This summer, when gay men and women board their rainbow-colored floats at Stockholm Pride, they’ll be joined by the first and the most recent winners of Eurovision. That’s right people: Lys Assia (ESC ’56) and Emmelie de Forest (ESC ’13) are gonna wave their rainbow flags during the gay pride festivities in Stockholm on August 1. Color us excited!
“The traditional Thursday at Stockholm Pride will be a night of magic,” Stockholm Pride organizer Jörgen Eriksson said in a statement on the event’s official web page.”To be able to offer the first and the latest Eurovision winner just shows that we all can meet across generations, just like in the theme of this year’s Pride, ‘We are family’.”
Emmelie’s young and with it, so we aren’t exactly surprised that she’s down with the LGBT community.

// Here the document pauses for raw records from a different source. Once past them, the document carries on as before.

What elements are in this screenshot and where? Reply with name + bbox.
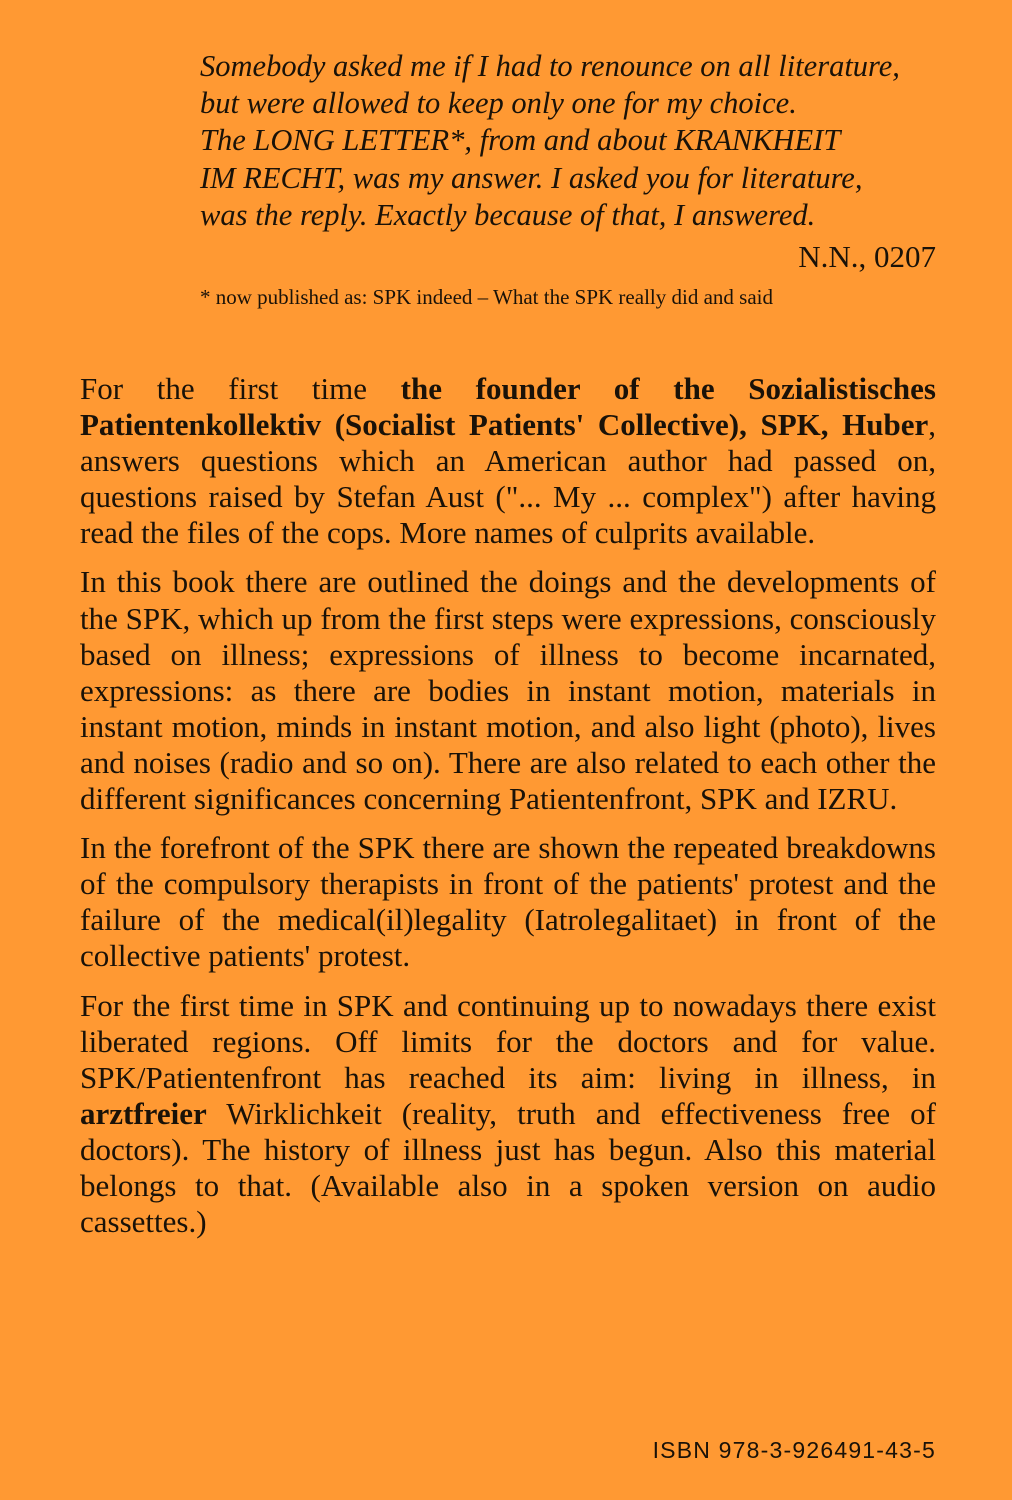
isbn-number: ISBN 978-3-926491-43-5	[652, 1437, 936, 1463]
p4-before: For the first time in SPK and continuing up to nowadays there exist liberated regions. Off limits for the doctors and for value. SPK/Patientenfront has reached its aim: living in illness, in	[80, 987, 936, 1095]
p4-after: Wirklichkeit (reality, truth and effectiveness free of doctors). The history of illness just has begun. Also this material belongs to that. (Available also in a spoken version on audio cassettes.)	[80, 1095, 936, 1240]
blurb-text	[80, 371, 936, 1253]
p1-intro: For the first time	[80, 371, 401, 406]
p1-rest: , answers questions which an American author had passed on, questions raised by Stefan Aust ("... My ... complex") after having read the files of the cops. More names of culprits available.	[80, 407, 936, 551]
blurb-paragraph-2: In this book there are outlined the doings and the developments of the SPK, which up from the first steps were expressions, consciously based on illness; expressions of illness to become incarnated, expressions: as there are bodies in instant motion, materials in instant motion, minds in instant motion, and also light (photo), lives and noises (radio and so on). There are also related to each other the different significances concerning Patientenfront, SPK and IZRU.	[80, 564, 936, 817]
quote-attribution: N.N., 0207	[798, 239, 936, 275]
quote-line: was the reply. Exactly because of that, I answered.	[200, 197, 816, 232]
quote-line: but were allowed to keep only one for my choice.	[200, 86, 797, 121]
blurb-paragraph-1	[80, 371, 936, 551]
quote-line: Somebody asked me if I had to renounce on all literature,	[200, 49, 900, 83]
p4-bold-arztfreier: arztfreier	[80, 1095, 207, 1131]
p1-bold-founder: the founder of the Sozialistisches Patientenkollektiv (Socialist Patients' Collective), SPK, Huber	[80, 371, 936, 443]
blurb-paragraph-4	[80, 988, 936, 1241]
epigraph-quote	[200, 48, 940, 311]
quote-footnote: * now published as: SPK indeed – What the SPK really did and said	[200, 285, 773, 310]
quote-line: The LONG LETTER*, from and about KRANKHEIT	[200, 123, 841, 158]
blurb-paragraph-3: In the forefront of the SPK there are shown the repeated breakdowns of the compulsory therapists in front of the patients' protest and the failure of the medical(il)legality (Iatrolegalitaet) in front of the collective patients' protest.	[80, 830, 936, 974]
quote-line: IM RECHT, was my answer. I asked you for literature,	[200, 160, 863, 195]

Lord knows she had to embrace them in Malmö. “I am really looking forward to Stockholm Pride, to be able to meet the public and perform ‘Only Teardrops’ as well as a new song of mine,” she said. “Together we are going to put on a magical evening on the 1st of August.” We bet she’s also going to push copies of her recently-released album Only Teardrops.

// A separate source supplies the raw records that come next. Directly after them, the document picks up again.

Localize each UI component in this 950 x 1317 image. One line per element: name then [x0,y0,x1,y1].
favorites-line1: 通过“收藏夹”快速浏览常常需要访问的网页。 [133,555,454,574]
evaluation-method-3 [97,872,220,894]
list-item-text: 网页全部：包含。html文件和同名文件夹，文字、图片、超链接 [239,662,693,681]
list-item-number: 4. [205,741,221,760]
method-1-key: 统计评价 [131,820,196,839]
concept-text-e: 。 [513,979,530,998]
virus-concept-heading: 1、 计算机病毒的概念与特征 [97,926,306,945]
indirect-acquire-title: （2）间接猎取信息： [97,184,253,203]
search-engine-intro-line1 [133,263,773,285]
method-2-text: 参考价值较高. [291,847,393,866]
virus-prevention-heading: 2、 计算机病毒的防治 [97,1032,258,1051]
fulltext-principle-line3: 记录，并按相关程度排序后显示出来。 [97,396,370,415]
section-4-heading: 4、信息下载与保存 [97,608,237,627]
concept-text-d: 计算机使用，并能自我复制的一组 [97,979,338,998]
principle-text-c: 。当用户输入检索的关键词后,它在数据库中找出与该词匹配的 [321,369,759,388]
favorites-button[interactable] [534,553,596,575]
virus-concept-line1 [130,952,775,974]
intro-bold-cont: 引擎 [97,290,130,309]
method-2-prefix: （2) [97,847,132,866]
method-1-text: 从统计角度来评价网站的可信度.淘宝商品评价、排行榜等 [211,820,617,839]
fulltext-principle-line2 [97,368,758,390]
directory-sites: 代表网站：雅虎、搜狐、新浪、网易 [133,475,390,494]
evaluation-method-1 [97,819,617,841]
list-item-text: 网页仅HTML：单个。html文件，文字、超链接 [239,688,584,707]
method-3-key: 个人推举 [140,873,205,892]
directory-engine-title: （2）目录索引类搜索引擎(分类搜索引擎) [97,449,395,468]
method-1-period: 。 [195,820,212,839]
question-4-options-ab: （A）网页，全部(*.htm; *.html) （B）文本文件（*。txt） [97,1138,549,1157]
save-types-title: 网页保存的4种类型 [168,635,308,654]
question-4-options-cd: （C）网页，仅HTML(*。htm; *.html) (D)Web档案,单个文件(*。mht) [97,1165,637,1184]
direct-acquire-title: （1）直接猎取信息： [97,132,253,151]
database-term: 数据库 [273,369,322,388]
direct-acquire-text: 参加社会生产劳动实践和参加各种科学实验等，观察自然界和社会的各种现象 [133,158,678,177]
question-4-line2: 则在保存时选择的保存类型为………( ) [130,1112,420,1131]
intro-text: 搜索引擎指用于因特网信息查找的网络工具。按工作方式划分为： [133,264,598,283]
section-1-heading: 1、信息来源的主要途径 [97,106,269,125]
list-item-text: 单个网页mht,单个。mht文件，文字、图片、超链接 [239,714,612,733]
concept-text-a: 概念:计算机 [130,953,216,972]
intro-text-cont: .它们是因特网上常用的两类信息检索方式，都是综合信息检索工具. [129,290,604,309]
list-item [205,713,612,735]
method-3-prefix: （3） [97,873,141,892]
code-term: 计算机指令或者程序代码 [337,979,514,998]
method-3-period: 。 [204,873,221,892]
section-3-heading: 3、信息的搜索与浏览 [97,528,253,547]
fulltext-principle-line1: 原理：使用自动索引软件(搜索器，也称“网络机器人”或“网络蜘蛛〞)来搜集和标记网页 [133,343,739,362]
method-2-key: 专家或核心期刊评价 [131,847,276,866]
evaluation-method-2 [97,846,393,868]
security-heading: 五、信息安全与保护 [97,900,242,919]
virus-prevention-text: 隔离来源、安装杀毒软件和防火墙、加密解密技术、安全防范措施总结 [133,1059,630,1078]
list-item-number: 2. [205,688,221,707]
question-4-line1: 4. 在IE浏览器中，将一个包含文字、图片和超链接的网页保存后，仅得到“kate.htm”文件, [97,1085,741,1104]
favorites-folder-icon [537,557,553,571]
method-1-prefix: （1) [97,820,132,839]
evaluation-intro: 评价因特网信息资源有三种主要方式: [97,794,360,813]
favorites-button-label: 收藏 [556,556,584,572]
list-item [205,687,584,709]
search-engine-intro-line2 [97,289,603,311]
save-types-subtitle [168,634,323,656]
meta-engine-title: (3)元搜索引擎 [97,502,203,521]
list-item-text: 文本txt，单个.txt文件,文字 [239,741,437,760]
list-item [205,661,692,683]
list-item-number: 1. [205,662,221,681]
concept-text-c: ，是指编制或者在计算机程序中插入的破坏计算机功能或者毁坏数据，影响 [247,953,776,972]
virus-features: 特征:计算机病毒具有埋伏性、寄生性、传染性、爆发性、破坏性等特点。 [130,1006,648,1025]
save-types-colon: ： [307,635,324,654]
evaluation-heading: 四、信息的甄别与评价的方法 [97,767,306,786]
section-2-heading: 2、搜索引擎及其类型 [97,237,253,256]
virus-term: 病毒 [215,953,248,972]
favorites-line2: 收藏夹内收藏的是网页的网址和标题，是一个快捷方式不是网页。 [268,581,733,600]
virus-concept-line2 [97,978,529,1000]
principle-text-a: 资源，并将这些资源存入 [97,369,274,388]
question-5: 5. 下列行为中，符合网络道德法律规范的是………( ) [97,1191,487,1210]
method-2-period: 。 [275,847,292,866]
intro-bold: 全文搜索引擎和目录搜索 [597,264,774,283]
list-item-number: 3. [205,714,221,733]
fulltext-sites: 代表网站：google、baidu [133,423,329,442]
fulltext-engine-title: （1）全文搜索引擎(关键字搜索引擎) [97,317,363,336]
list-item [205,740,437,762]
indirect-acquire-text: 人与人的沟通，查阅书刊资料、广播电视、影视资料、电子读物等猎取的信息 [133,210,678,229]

As for Ms. Assia, she turned 89 in March. We’re seriously impressed that she is embracing the gays and proving that being old doesn’t mean being close-minded. “It is an honour to be invited to Stockholm Pride and to perform the first ever Eurovision winning entry ‘Refrain’,” she said. “I am looking forward to meeting the Pride audience who I have been told are true Eurovision fans.” I think she means that they’re gay.

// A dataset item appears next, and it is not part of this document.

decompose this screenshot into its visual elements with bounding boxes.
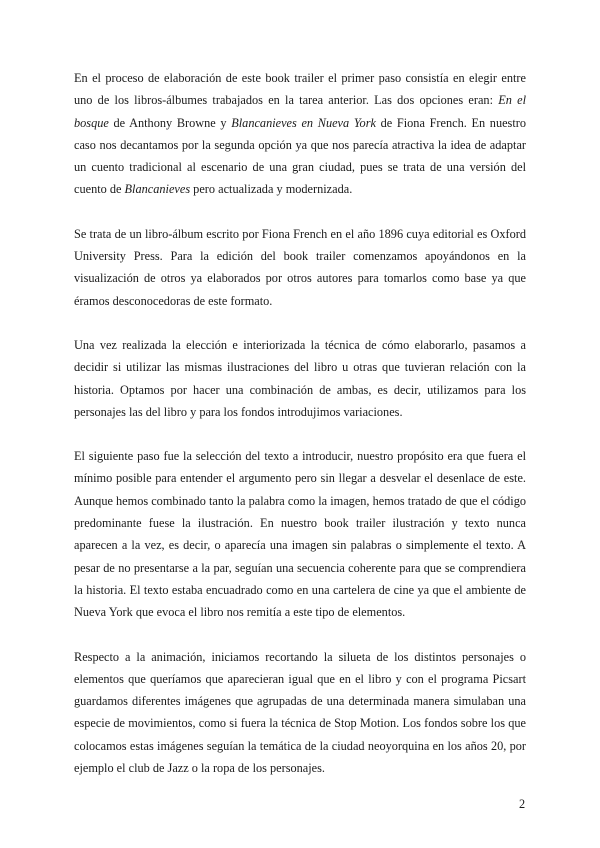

As keen as we are to hear Lys in Sweden, we worry that she might slip on an errant pack of lube en route to the stage. If you recall, medical issues had us all worried about her in the run-up to Malmö. But ever the Eurovision fan, she pulled herself out of that hospital bed and still managed to hate on Switzerland during an interview with WiwiBloggs.com. Surely that sass is enough to make her a gay icon? Hopefully she’ll dig out “It’s All In Your Head” too. Her failed bid to represent Switzerland in 2012 was the bomb. But more to the point: That song spoke to perseverance, a central tenant of the gay rights movement. “You can do what you want/ You can be what you like/ If you’re checking what’s in your head tonight/ Time for flipping the switch/ And for turning the key/ Time to open and set you free.” How can parade goers argue with lyrics like that?